Для западного человека, ищущего путей воссоединения с природой, заинтересованность дзэном выходит далеко за пределы чисто сентиментального увлечения простотой и естественностью этого учения. Его привлекают пейзажи Ма-Юана или Сессю, творчество которых одновременно и духовное и светское. В нем мистическое выражается посредством обычного, без намека на какое-либо разделение между ними. Здесь нам открывается совершенно новый взгляд на мир, способный коренным образом преобразить всю нашу культуру, где духовное и материальное, сознательное и бессознательное безнадежно расколоты. Именно по этой причине китайский гуманизм и натурализм дзэн-буддизма интригует нас гораздо сильнее, нежели буддизм индийский или учение веданты. Последние также имеют своих приверженцев на Западе, однако в большинстве своем – это люди христиански ориентированные, ищущие более подходящей философии (нежели христианство с его сверхъестественностью) для продолжения своих – чисто христианских по своей сути – поисков чудесного.
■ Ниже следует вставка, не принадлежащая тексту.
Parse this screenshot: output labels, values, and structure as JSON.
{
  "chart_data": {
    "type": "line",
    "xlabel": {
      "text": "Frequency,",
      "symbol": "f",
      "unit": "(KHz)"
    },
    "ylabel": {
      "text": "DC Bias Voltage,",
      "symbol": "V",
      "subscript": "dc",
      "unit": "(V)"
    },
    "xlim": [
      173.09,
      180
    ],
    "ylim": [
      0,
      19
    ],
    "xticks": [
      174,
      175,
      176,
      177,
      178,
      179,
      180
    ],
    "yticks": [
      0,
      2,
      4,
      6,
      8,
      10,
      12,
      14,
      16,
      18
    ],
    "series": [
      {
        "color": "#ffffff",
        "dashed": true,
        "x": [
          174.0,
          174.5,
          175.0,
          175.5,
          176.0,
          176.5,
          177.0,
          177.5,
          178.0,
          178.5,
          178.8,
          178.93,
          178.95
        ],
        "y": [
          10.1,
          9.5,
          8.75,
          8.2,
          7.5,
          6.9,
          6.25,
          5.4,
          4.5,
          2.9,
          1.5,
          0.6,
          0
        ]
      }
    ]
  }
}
В индийском буддизме идеалом человека является некий сверхчеловек, йог, в совершенстве овладевший собственной природой, чей образ в точности совпадает с научно-фантастическим идеалом «человека вне человечества». Но Будда или пробужденный в китайской дзэнской традиции является «обыкновенным человеком» – и никем болеем/Он прост и человечен, подобно странствующим монахам с портретов Му-цзы и Льянг-Кая. Нам нравится этот образ, поскольку здесь мы впервые сталкиваемся с концепцией святого или мудреца, который не только не является кем-то далеким и недостижимым, но, наоборот, полон человечности и совсем непохож на мрачного и бесполого аскета. Более того, то, что в дзэне называется опытом сатори или пробуждением к нашей «изначальной нераздельности» со вселенной, каким бы тонким и неуловимым не было это переживание, всегда находится здесь, рядом.